Sumner has a good eye for the truly horrific details of wasps’ predatory techniques, said John Lewis-Stempel in The Times. She gleefully describes how the emerald jewel wasp “injects a cocktail of literally mind-numbing drugs into a cockroach”, rendering it as “zombified” and pliant – before leading it back to its burrow and feeding it to its babies.
Or there’s the orussid sawfly, said Kate Simpson in the Times Literary Supplement: a type of wood wasp that lays its eggs directly on to beetle larvae so its offspring can “gnaw its way out as an adult”. Sumner’s book also probes “deeper questions” – about why we favour some creatures over others, deem some “good” and some “bad”.
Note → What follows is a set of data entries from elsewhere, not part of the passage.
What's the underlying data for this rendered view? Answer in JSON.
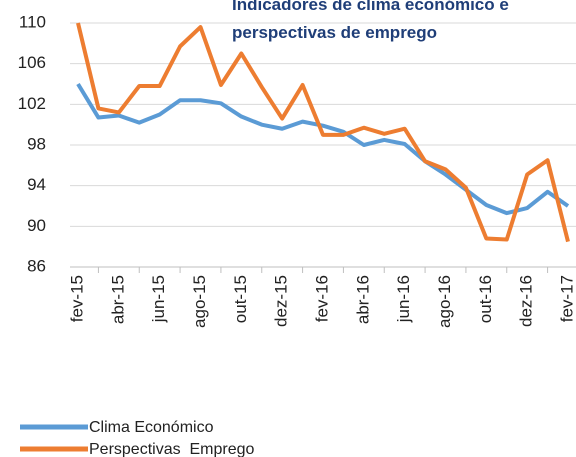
{
  "chart_data": {
    "type": "line",
    "title": "Indicadores de clima económico e perspectivas de emprego",
    "categories": [
      "fev-15",
      null,
      "abr-15",
      null,
      "jun-15",
      null,
      "ago-15",
      null,
      "out-15",
      null,
      "dez-15",
      null,
      "fev-16",
      null,
      "abr-16",
      null,
      "jun-16",
      null,
      "ago-16",
      null,
      "out-16",
      null,
      "dez-16",
      null,
      "fev-17"
    ],
    "series": [
      {
        "name": "Clima Económico",
        "color": "#5b9bd5",
        "values": [
          104,
          100.7,
          100.9,
          100.2,
          101,
          102.4,
          102.4,
          102.1,
          100.8,
          100,
          99.6,
          100.3,
          99.9,
          99.3,
          98,
          98.5,
          98.1,
          96.4,
          95.1,
          93.6,
          92.1,
          91.3,
          91.8,
          93.4,
          92
        ]
      },
      {
        "name": "Perspectivas  Emprego",
        "color": "#ed7d31",
        "values": [
          110,
          101.6,
          101.2,
          103.8,
          103.8,
          107.7,
          109.6,
          103.9,
          107,
          103.7,
          100.6,
          103.9,
          99,
          99,
          99.7,
          99.1,
          99.6,
          96.4,
          95.6,
          93.8,
          88.8,
          88.7,
          95.1,
          96.5,
          88.5
        ]
      }
    ],
    "ylim": [
      86,
      110
    ],
    "yticks": [
      86,
      90,
      94,
      98,
      102,
      106,
      110
    ],
    "grid": true,
    "legend": "bottom-left"
  }
}
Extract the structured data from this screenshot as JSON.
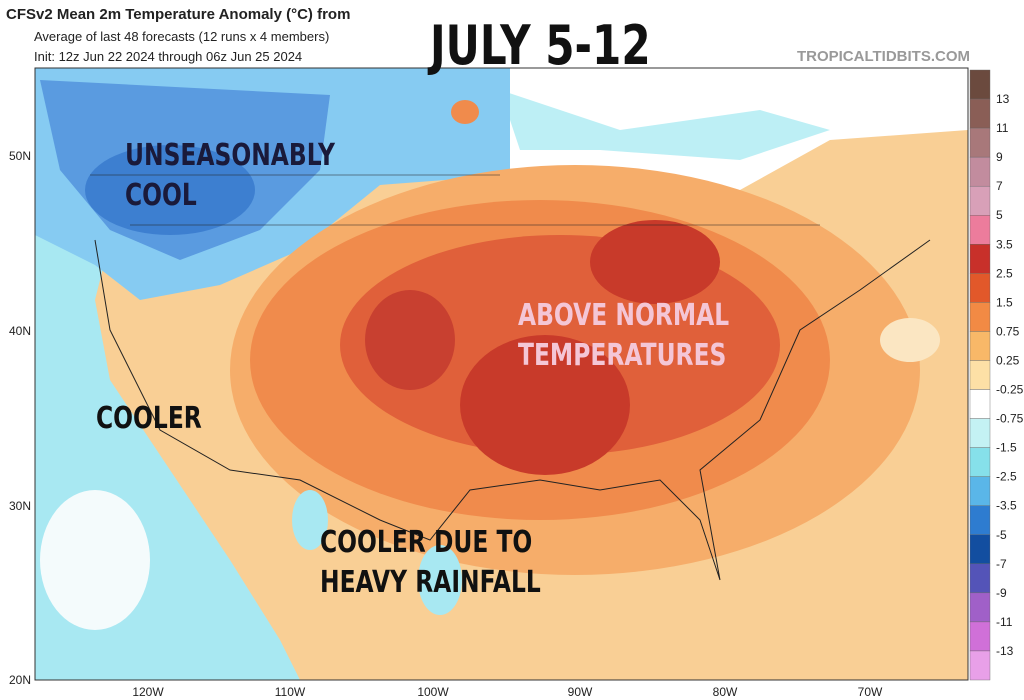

Wasps, it’s true, aren’t as clever as bees, said Steven Poole in The Daily Telegraph. But they’re still surprisingly smart. “They can (scarily) recognise human faces”; so powerful is their sense of smell that they are used to sniff out drugs and explosives. Many live in “highly structured communities”, with nurses, foragers, guards, and even something like “Asbos for undesirable youths”.
They also inspired the invention of paper, at least according to Chinese legend, which holds that the eunuch Cai Lun got the idea from the sight of wasps scraping bark off trees to build their nests.
After reading this “splendidly vivid” book, you may not exactly share Sumner’s love of wasps – “but it would be a tetchy soul who did not grudgingly admire them a bit more”.